There’s been some great comments on the recent post about the announcement of MD FIRE. That plus some other activities I’ve been involved in have inspired some thoughts on barriers to adoption for medical device interoperability.

For this discussion, interoperability refers to the ability of a medical device to be controlled by another medical device or third party information system. Medical device systems from a single vendor frequently include interoperability between the medical devices and applications running on general purpose computers, but since all the components are from the same vendor I’m excluding them from this discussion.

Like everything else, medical device interoperability will walk before it runs. In a recent comment, JimW suggests that MD FIRE’s focus is on driving the adoption of, “tightly coupled, low latency, deterministic connection[s].” I beg to differ; I found the MD FIRE text to be very general and that it avoided any kind of design solution whatsoever. Further, it is interesting that what little multi vendor interoperability that is actually on the market, is based on “tightly coupled, low latency, deterministic connection[s].” The example that comes to mind (actually the only one I can think of right now) is the use of CANopen to integrate radiographic equipment with contrast injectors in diagnostic imaging.
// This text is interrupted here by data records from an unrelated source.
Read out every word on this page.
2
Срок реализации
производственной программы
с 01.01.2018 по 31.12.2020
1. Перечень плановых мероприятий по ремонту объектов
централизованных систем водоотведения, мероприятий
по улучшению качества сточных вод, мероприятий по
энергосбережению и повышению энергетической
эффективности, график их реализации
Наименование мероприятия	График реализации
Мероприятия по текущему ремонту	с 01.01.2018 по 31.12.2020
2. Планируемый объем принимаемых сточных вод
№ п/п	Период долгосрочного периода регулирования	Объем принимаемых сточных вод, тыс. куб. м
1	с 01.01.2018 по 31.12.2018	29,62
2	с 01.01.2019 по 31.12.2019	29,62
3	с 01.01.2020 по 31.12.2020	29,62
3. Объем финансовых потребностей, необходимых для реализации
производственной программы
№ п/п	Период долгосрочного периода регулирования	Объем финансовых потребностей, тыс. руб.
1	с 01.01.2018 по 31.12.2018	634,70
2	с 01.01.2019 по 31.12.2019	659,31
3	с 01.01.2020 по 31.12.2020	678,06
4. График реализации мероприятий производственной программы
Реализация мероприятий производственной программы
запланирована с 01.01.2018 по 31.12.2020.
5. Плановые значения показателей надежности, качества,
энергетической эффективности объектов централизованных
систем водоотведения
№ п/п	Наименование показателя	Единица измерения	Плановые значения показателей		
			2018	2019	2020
Perhaps someone can provide additional examples.

Jim is right that such interoperability presents considerable product design and verification challenges, which is why I think that a different kind of interoperability will broad gain market traction before designs with tightly coupled deterministic connections. If you’ve heard Julian Goldman speak on this topic, he provides numerous examples of interoperability that revolve around simple safety interlocks like:

  • Using a patient monitor to cease therapy delivery (and sound an alarm, of course) on a PCA pump when respiratory arrest is detected,
  • Linking a heart lung machine and ventilator in surgery to ensure that one is turned on when the other is turned off, and
  • Linking diagnostic imaging with a ventilator to ensure ventlation is restarted after it is stopped to reduce motion artifact during imaging.

A portion of the 500 patients who die unnecessary deaths every day in U.S. hospitals are killed because simple safety interlocks like these don’t exist. Why? Clearly such interoperability is not rocket science.